Avec notre envoyé spécial à Diyarbakir, Nicolas Falez
Les candidats remontent l'une des principales rues commerçantes de Diyarbakir. Pour cette dernière journée de campagne avant les législatives anticipées de dimanche, ils distribuent sourires et poignées de mains. Mais pas de meetings électoraux. En juin, tout près, une bombe a coûté la vie à quatre personnes dans une réunion de campagne du HDP. Le parti a aussi payé un lourd tribut lors de l'attentat d'Ankara le 10 octobre dernier.
« Nous préférons organiser ce type de marche et de rencontres avec les gens. Nous avons perdu 102 camarades dans l'attentat d'Ankara et nous avons reçu des informations selon lesquelles il y a un risque d'autres attaques. Nous avons donc préféré annuler tous nos meetings, explique Idris Baluken, député et candidat de ce parti de gauche pro-kurde. Et puis, l'autre raison, c'est que nous sommes toujours en deuil après la mort de nos amis. »

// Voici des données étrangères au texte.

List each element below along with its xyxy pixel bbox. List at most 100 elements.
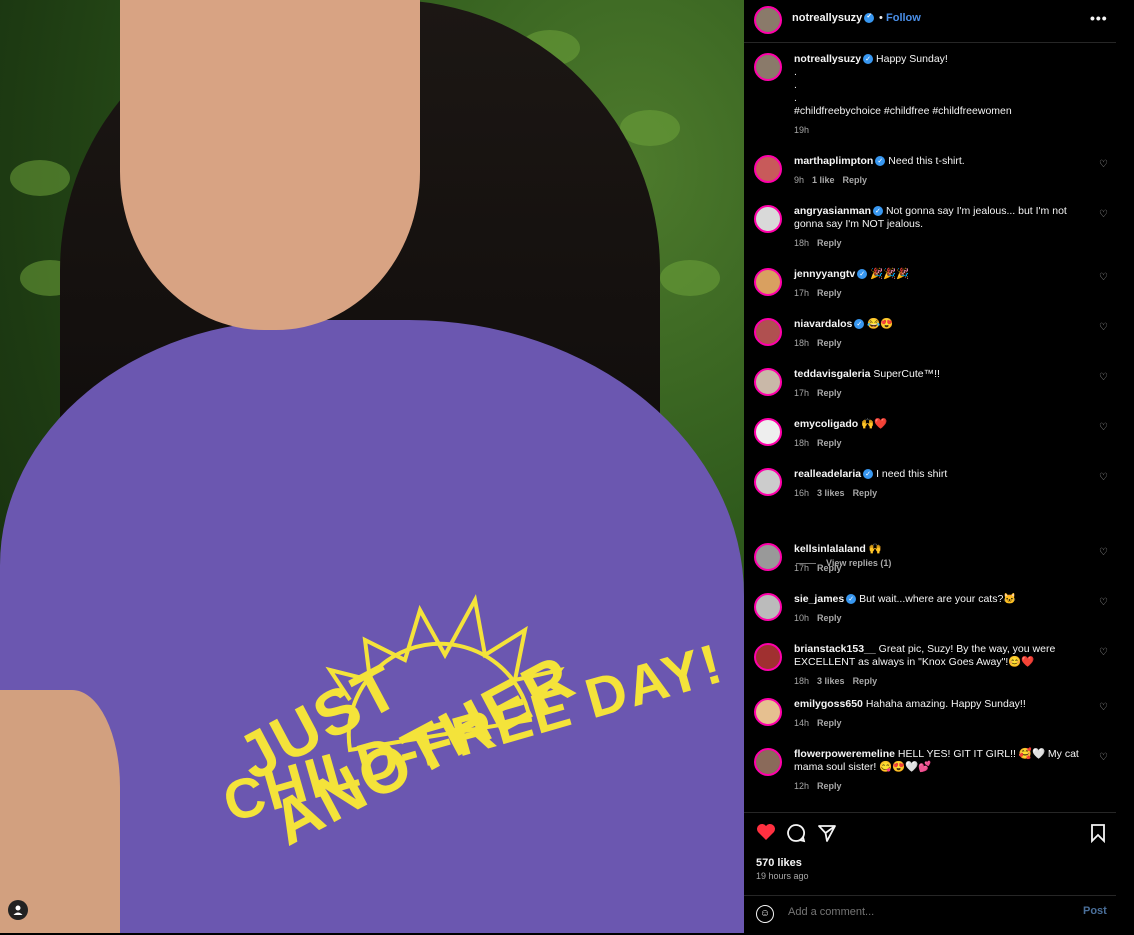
like-comment-heart-icon[interactable]: ♡ [1099, 209, 1108, 220]
comment-icon[interactable] [786, 823, 806, 848]
commenter-avatar[interactable] [754, 748, 782, 776]
comment-meta: 14h Reply [794, 717, 1079, 730]
author-avatar[interactable] [754, 53, 782, 81]
caption-username[interactable]: notreallysuzy [794, 53, 861, 65]
like-comment-heart-icon[interactable]: ♡ [1099, 322, 1108, 333]
reply-button[interactable]: Reply [817, 613, 842, 623]
comment-time: 10h [794, 613, 810, 623]
save-bookmark-icon[interactable] [1090, 823, 1106, 848]
comments-list[interactable]: notreallysuzy Happy Sunday! . . . #child… [744, 43, 1116, 810]
comment-like-count[interactable]: 3 likes [817, 488, 845, 498]
verified-badge-icon [854, 318, 865, 331]
comment-text: SuperCute™!! [873, 368, 940, 380]
comment-meta: 16h 3 likes Reply [794, 487, 1079, 500]
comment-meta: 18h Reply [794, 437, 1079, 450]
caption-line: . [794, 66, 797, 78]
commenter-avatar[interactable] [754, 468, 782, 496]
comment-time: 18h [794, 676, 810, 686]
author-username[interactable]: notreallysuzy [792, 12, 875, 24]
commenter-avatar[interactable] [754, 543, 782, 571]
like-comment-heart-icon[interactable]: ♡ [1099, 422, 1108, 433]
post-sidebar: notreallysuzy • Follow ••• notreallysuzy… [744, 0, 1134, 933]
post-comment-button[interactable]: Post [1083, 905, 1107, 917]
caption-time: 19h [794, 125, 810, 135]
share-icon[interactable] [817, 823, 837, 848]
commenter-avatar[interactable] [754, 368, 782, 396]
comment-meta: 9h 1 like Reply [794, 174, 1079, 187]
commenter-avatar[interactable] [754, 318, 782, 346]
like-comment-heart-icon[interactable]: ♡ [1099, 272, 1108, 283]
reply-button[interactable]: Reply [817, 718, 842, 728]
commenter-avatar[interactable] [754, 593, 782, 621]
commenter-avatar[interactable] [754, 698, 782, 726]
post-photo[interactable]: JUST ANOTHER CHILD-FREE DAY! [0, 0, 744, 933]
tagged-user-icon[interactable] [8, 900, 28, 920]
like-comment-heart-icon[interactable]: ♡ [1099, 752, 1108, 763]
commenter-username[interactable]: teddavisgaleria [794, 368, 870, 380]
commenter-username[interactable]: emilygoss650 [794, 698, 863, 710]
reply-button[interactable]: Reply [853, 488, 878, 498]
commenter-username[interactable]: brianstack153__ [794, 643, 876, 655]
like-comment-heart-icon[interactable]: ♡ [1099, 372, 1108, 383]
comment-text: 🙌 [868, 543, 882, 555]
like-comment-heart-icon[interactable]: ♡ [1099, 472, 1108, 483]
commenter-avatar[interactable] [754, 643, 782, 671]
emoji-icon[interactable]: ☺ [756, 905, 774, 923]
verified-badge-icon [857, 268, 868, 281]
reply-button[interactable]: Reply [843, 175, 868, 185]
author-username-text[interactable]: notreallysuzy [792, 12, 862, 24]
commenter-username[interactable]: kellsinlalaland [794, 543, 866, 555]
post-actions: 570 likes 19 hours ago ☺ Post [744, 812, 1116, 934]
reply-button[interactable]: Reply [817, 388, 842, 398]
comment-time: 18h [794, 338, 810, 348]
reply-button[interactable]: Reply [817, 288, 842, 298]
reply-button[interactable]: Reply [853, 676, 878, 686]
comment-text: 🙌❤️ [861, 418, 888, 430]
caption-hashtags[interactable]: #childfreebychoice #childfree #childfree… [794, 105, 1079, 118]
reply-button[interactable]: Reply [817, 238, 842, 248]
comment-meta: 18h 3 likes Reply [794, 675, 1079, 688]
like-comment-heart-icon[interactable]: ♡ [1099, 702, 1108, 713]
like-comment-heart-icon[interactable]: ♡ [1099, 597, 1108, 608]
verified-badge-icon [863, 53, 874, 66]
commenter-avatar[interactable] [754, 418, 782, 446]
add-comment-input[interactable] [786, 905, 1070, 919]
separator-dot: • [879, 12, 883, 24]
commenter-username[interactable]: realleadelaria [794, 468, 861, 480]
verified-badge-icon [864, 12, 875, 24]
commenter-username[interactable]: niavardalos [794, 318, 852, 330]
reply-button[interactable]: Reply [817, 438, 842, 448]
commenter-avatar[interactable] [754, 155, 782, 183]
comment-like-count[interactable]: 1 like [812, 175, 835, 185]
foliage [620, 110, 680, 146]
follow-button[interactable]: Follow [886, 12, 921, 24]
like-heart-icon[interactable] [756, 823, 776, 846]
like-comment-heart-icon[interactable]: ♡ [1099, 647, 1108, 658]
commenter-avatar[interactable] [754, 205, 782, 233]
commenter-username[interactable]: angryasianman [794, 205, 871, 217]
post-time: 19 hours ago [756, 871, 809, 881]
reply-button[interactable]: Reply [817, 781, 842, 791]
comment-time: 17h [794, 288, 810, 298]
arm [0, 690, 120, 933]
comment-time: 18h [794, 438, 810, 448]
like-comment-heart-icon[interactable]: ♡ [1099, 547, 1108, 558]
commenter-avatar[interactable] [754, 268, 782, 296]
commenter-username[interactable]: flowerpoweremeline [794, 748, 895, 760]
comment-meta: 10h Reply [794, 612, 1079, 625]
commenter-username[interactable]: marthaplimpton [794, 155, 873, 167]
commenter-username[interactable]: jennyyangtv [794, 268, 855, 280]
more-options-icon[interactable]: ••• [1090, 10, 1108, 26]
comment-like-count[interactable]: 3 likes [817, 676, 845, 686]
commenter-username[interactable]: sie_james [794, 593, 844, 605]
commenter-username[interactable]: emycoligado [794, 418, 858, 430]
foliage [660, 260, 720, 296]
verified-badge-icon [873, 205, 884, 218]
foliage [10, 160, 70, 196]
reply-button[interactable]: Reply [817, 338, 842, 348]
like-count[interactable]: 570 likes [756, 857, 802, 869]
view-replies-button[interactable]: View replies (1) [796, 558, 891, 568]
verified-badge-icon [875, 155, 886, 168]
author-avatar[interactable] [754, 6, 782, 34]
like-comment-heart-icon[interactable]: ♡ [1099, 159, 1108, 170]
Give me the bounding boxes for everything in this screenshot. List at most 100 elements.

Prudent, le HDP se veut aussi confiant à 48 heures du vote. Il compte bien réaliser un aussi bon score qu'en juin dernier lors des précédentes élections législatives. « Le HDP va dépasser le seuil d'éligibilité de 10 %. Ce sera la fin de la majorité absolue de l'AKP au pouvoir depuis 13 ans. Ce sera aussi la fin du système présidentiel que l'AKP veut instaurer. Et toutes les ethnies, toutes les croyances, toutes les sensibilités pourront être représentées au Parlement. Pour la première fois depuis la fondation de la République turque, nous aurons une République démocratique », se réjouit ainsi Firat Anli, l'un deux maires de Diyarbakir.
Morosité économique
La ville à majorité kurde garde encore les stigmates des semaines d’affrontements et de couvre-feu de l’été dernier dans cette région du sud-est du pays. Devant le poste de police, les blindés sont alignés. Et devant son magasin d’électroménager, Abdullah Hanazay reconnaît que les affaires ont souffert des violences et des tensions. « Ici, tout le monde a eu des pertes financières. Tout le monde a été atteint. En période de conflit, on est obligé de fermer les magasins et les consommateurs, eux, ne peuvent pas sortir de leurs maisons pour aller faire les courses. Mais nous gardons espoir. Nous voulons absolument que la paix vienne », confie-t-il.
Au cours des trois années précédentes, le processus de paix entre le pouvoir turc et le mouvement autonomiste kurde avait eu des conséquences positives sur l’économie. « Les commerçants ont beaucoup souffert des événements, reconnaît Gultan Kisanak qui codirige la municipalité. Nous devons être solidaires et les soutenir. » Il n’y a aucun touriste en vue ces jours-ci au pied des murailles de Diyarbakir. Pourtant, la ville ne manque ni de sites historiques ni d’hôtels pour accueillir les visiteurs. La déprime économique guette une région qui déjà s’estime délaissée par le pouvoir central.